It’s always amazed me that Paul Cleave is not better known here. By all measures he’s one of our most successful crime writers, with books translated into more than 20 languages. His fans include crime fiction superstars like Lee Child, Meg Gardiner, Tom Wood and Mark Billingham.
Hopefully that’s about to change as a television adaptation of his debut, The Cleaner, hits the screen soon - the entire series filmed in Cleave’s beloved hometown of Ōtautahi Christchurch. Indeed Cleave was writing His Favourite Graves while Dark City - The Cleaner (for which he also wrote the screenplay) was being filmed earlier this year. It’s a time he describes in the acknowledgements as the busiest of his life.
His Favourite Graves deserves to win him many more fans; it’s another twisty, gory and disturbing outing (one of the characters suffers from a psychological condition which makes him think he is infested with parasites) and a reminder that Cleave was initially drawn to the horror genre but changed his mind after reading FBI profiler John Douglas’s Mindhunter. The FBI elite serial crime unit would certainly be kept busy with some of the characters in His Favourite Graves.
It's set in the fictional American smalltown of Acacia Pines, the setting of Cleave’s 2019 Whatever it Takes, one of the few times he has set a book outside of the Garden City, but the focus here is on the dark inner world of the protagonists.
It centres around two characters: a teenage boy, Lucas Shaw, a victim of relentless bullying, and the town’s Sheriff Cohen, a good man with more than his fair share of problems.
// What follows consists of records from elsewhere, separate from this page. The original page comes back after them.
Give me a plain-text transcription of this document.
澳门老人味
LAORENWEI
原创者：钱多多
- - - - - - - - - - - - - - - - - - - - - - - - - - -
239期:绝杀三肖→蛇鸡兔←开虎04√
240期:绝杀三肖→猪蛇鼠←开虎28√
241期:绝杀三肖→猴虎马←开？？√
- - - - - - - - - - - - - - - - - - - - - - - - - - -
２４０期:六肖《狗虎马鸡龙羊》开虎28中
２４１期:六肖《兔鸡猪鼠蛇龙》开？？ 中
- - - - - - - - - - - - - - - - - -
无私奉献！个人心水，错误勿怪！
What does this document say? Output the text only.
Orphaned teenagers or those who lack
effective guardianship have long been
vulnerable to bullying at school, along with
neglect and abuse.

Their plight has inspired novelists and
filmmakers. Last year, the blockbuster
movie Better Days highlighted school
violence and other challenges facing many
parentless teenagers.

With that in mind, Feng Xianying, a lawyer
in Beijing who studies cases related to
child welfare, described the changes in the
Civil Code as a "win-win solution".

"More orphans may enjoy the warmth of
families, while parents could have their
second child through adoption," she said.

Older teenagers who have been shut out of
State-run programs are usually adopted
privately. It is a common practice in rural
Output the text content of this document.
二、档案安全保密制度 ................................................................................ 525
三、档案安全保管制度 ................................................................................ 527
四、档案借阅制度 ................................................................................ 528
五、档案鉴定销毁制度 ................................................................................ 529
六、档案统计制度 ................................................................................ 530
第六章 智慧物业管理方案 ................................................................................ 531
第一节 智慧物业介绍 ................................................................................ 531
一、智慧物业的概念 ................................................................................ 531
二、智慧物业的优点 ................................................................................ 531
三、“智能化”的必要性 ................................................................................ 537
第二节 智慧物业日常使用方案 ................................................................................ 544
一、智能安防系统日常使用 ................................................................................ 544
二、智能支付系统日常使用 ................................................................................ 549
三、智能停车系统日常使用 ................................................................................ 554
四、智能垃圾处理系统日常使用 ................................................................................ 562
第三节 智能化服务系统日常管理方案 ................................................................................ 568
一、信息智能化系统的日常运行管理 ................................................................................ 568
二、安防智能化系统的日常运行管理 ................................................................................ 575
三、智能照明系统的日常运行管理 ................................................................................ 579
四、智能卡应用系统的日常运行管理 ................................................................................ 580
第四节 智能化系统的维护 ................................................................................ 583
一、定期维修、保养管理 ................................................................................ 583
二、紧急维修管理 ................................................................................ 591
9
He faces tens of thousands in legal bills after his father, who suffers from dementia, burns down a retirement home. To add to his troubles, his wife has left him and his teenage son is surly and uncommunicative.
When Shaw is abducted, many readers may think they know where this is headed but this is a Cleave novel – and he’s a writer who revels in writing characters who are morally ambiguous, existing in that grey area between good and evil. Sheriff Cohen, under intense financial pressure, sees opportunity in the situation and hatches a plan to pocket the reward money as he takes Shaw’s abductor captive.
For many writers that would be plot enough but Cleave has plenty more revelations in the second half of the book. Soon the Sheriff is leading a double life, fuelled by whiskey and Adderall - ostensibly working on a case while he has the offender his force is looking for locked in his basement freezer - a state of affairs which causes him to remark, ‘I’ve moved on from drinking the whiskey directly out of the bottle, and am now using a glass. It makes me feel more civilised even though I’m being the most uncivilised I’ve ever been in my life.’
Shaw and his alcoholic, crime writer father are also vividly depicted - a father/son relationship is also explored with the Sheriff’s son - although the issue, which seems like it would be a rich one to explore, too often takes a back seat to the action.
Cleave is by now a master of pacing and where some previous books have suffered from clever plot machinations that became increasingly convoluted as the denouement approached, this one keeps things compelling to the end.
If you like your crime fiction dark, action-packed and disturbing - you have been warned! - put this on your to - read list.